Gov. Chris Christie’s signature came after months of legal wrangling over Genny Barbour’s rights to medication. Hers was one of the first cases in the country to raise the question of whether students may use the drug on school campuses.
Almost every school in the United States – possibly all of them – are designated “drug free school zones.” Penalties for any kind of drug possession are even harsher than they are under other circumstances. And these designations make it impossible for school officials to allow MMJ use.
Second state to allow CBD oil at school
New Jersey is now the second state, after Colorado, to enact laws that create an exception for non-intoxicating medicinal cannabis. This preparation, known as CBD oil, is what Barbour uses to treat her seizures and autism.
“We never thought that it would happen,” Lora Barbour, Genny’s mother, told People magazine. “It was Governor Christie who passed this bill.

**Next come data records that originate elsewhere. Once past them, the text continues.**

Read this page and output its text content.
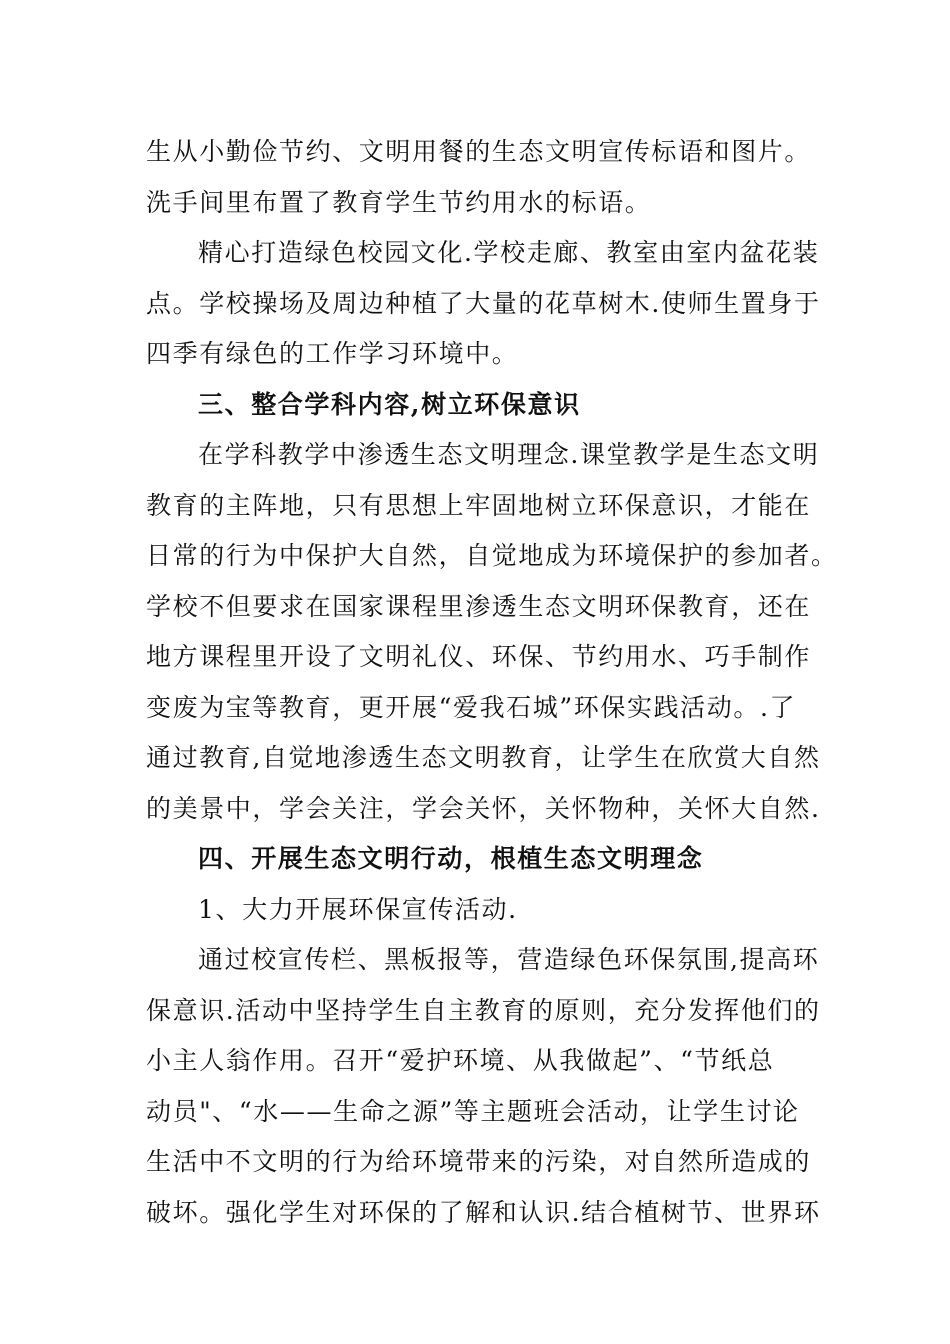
生从小勤俭节约、文明用餐的生态文明宣传标语和图片。
洗手间里布置了教育学生节约用水的标语。
精心打造绿色校园文化.学校走廊、教室由室内盆花装
点。学校操场及周边种植了大量的花草树木.使师生置身于
四季有绿色的工作学习环境中。
三、整合学科内容,树立环保意识
在学科教学中渗透生态文明理念.课堂教学是生态文明
教育的主阵地，只有思想上牢固地树立环保意识，才能在
日常的行为中保护大自然，自觉地成为环境保护的参加者。
学校不但要求在国家课程里渗透生态文明环保教育，还在
地方课程里开设了文明礼仪、环保、节约用水、巧手制作
变废为宝等教育，更开展“爱我石城”环保实践活动。.了
通过教育,自觉地渗透生态文明教育，让学生在欣赏大自然
的美景中，学会关注，学会关怀，关怀物种，关怀大自然.
四、开展生态文明行动，根植生态文明理念
1、大力开展环保宣传活动.
通过校宣传栏、黑板报等，营造绿色环保氛围,提高环
保意识.活动中坚持学生自主教育的原则，充分发挥他们的
小主人翁作用。召开“爱护环境、从我做起”、“节纸总
动员"、“水——生命之源”等主题班会活动，让学生讨论
生活中不文明的行为给环境带来的污染，对自然所造成的
破坏。强化学生对环保的了解和认识.结合植树节、世界环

We thought we would have to battle everything through the court system.”
The governor’s support came as something of a surprise, given his long record opposing medical marijuana reforms. Christie is running for president and has carved out a (small) niche as the candidate most strongly opposed to legalization of any kind.
Surprising support from Gov. Christie
But the governor is also a passionate supporter of treatment rather than jail time for addicts. He has spoken about the issue convincingly on the campaign trail, and a video of one such speech quickly went viral.
The law he signed was inspired by Genny, 16, and her struggle to take MMJ at school. Her symptoms wax and wane throughout the day, based on her cannabis intake. That meant her afternoons were especially hard to manage because she couldn’t take the drug on campus. Now that shouldn’t be a problem.
Genny was attending schools in half-day increments because she had to return home in the afternoons for her medicine. She is now able to return to a full-day schedule, her mother said.
New law bars involvement of school nurses
Following the law, Genny’s school, the Larc School of Bellmawr, adopted a new policy that lets her use her medication between classes. She must administer the drug with her mother’s help, since the policy bars school nurses from taking part. She is limited to non-intoxicating cannabis oil.
School officials touted their new policy as the first of its kind, but Colorado lawmakers voted in May to adopt similar rules statewide. It is unclear how many students have taken advantage of that law, but it was inspired by at least one teenager who fought for access to MMJ.
Lora Barbour said she’s still upset that the state failed to allow help from a school nurse. Officials still aren’t treating her daughter’s medicine as medicine, she said.
“It’s frustrating, because is it a medicine or is it not a medicine?” Lora Barbour said. “What parent has the time to go into the school every day to do it?”